Les essais contrôlés des traitements médicaux doivent être soigneusement planifiés. Les documents qui définissent ces plans sont appelés des protocoles, et, entre autres, ils spécifient les détails sur les traitements qui seront comparés. Néanmoins, les plans les mieux formulés ne fonctionnent pas toujours comme prévu. Les traitements effectivement reçus par les patients dans le cadre des essais diffèrent parfois de ceux qu’il était prévu qu’ils reçoivent. Ces écarts par rapport aux intentions annoncées doivent être pris en compte dans l’interprétation des résultats des comparaisons de traitement.
L’une des raisons qui expliquent l’introduction des placebos dans l’évolution des essais contrôlés des traitements médicaux consistait à réduire les variations par rapport aux méthodes de traitement prévues (Kaptchuk 1998).

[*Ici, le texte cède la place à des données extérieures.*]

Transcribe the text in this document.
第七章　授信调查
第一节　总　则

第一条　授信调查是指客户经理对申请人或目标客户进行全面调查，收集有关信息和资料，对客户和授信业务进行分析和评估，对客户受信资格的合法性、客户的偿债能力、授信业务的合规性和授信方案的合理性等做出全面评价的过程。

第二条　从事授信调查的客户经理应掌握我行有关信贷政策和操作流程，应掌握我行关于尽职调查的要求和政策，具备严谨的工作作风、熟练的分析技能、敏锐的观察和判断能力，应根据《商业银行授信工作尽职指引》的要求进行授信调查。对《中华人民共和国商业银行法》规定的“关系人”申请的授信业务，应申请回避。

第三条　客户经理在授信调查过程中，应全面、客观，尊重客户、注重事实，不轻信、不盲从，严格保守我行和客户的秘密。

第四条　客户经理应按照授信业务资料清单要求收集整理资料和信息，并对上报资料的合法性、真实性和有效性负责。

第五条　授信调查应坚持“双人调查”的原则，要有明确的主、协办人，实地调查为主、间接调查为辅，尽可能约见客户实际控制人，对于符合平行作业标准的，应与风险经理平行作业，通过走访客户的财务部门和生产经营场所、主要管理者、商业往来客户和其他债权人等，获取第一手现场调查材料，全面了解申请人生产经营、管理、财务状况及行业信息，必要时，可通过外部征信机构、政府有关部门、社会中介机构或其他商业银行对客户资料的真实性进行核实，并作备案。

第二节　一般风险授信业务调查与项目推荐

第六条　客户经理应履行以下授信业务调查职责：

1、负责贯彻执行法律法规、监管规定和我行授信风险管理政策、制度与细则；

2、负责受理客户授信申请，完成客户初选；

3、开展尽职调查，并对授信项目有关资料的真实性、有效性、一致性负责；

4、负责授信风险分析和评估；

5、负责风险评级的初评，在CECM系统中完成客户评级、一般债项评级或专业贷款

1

Mais la situation peut déraper même dans les essais contrôlés avec placebo. Au cours de la deuxième guerre mondiale, les personnes qui souffraient de rhumes recevaient une solution médicamenteuse appelée patuline et une comparaison a été réalisée avec d’autres personnes qui ne recevaient que le fluide dans lequel le médicament avait été dissout (MRC 1944). L’analyse des résultats n’a pas mis en exergue d’effets positifs du médicament, mais une préoccupation s’est alors fait jour sur la possibilité que le liquide utilisé pour dissoudre le médicament aurait pu l’inactiver. En d’autres termes, plus de 1000 patients pourraient avoir participé à une comparaison de deux traitements inactifs ! Heureusement, les essais ont confirmé que la patuline utilisée dans le cadre de l’essai était bel et bien active, bien qu’elle n’ait eu aucun effet notable sur les rhumes (Chalmers et Clarke 2004)!
Les traitements reçus peuvent différer des traitements prévus pour toute une série de raisons. Par exemple, les médecins peuvent décider que le traitement qui a été administrés à certains patients dans le cadre d’une comparaison officielle de traitements ne devrait pas leur être administré; les patients peuvent rejeter les traitements qui leur sont administrés, ou ne pas les prendre comme prévu; des doses du traitement différentes de celles qui étaient prévues peuvent être administrées; ou les stocks pour l’un des traitements peuvent être épuisés.
Par exemple, lorsque des différences sont apparues dans les résultats de traitements apparemment identiques pour la leucémie chez des enfants britanniques et américains, une enquête a révélé que les résultats moins bons en Grande-Bretagne s’expliquaient du fait que les cliniciens britanniques n’étaient pas disposés à poursuivre la chimiothérapie lorsque les terribles effets toxiques du traitement apparaissaient (Medical Research Council Working Party on Leukaemia in Children 1986).
C’est pourquoi les interprétations des essais contrôlés doivent tenir compte de la possibilité que les traitements reçus n’étaient pas ceux initialement prévus. S’il existe des écarts entre l’intention et la pratique, il est important de tenir compte des implications que cela peut avoir pour l’interprétation des éléments de preuve.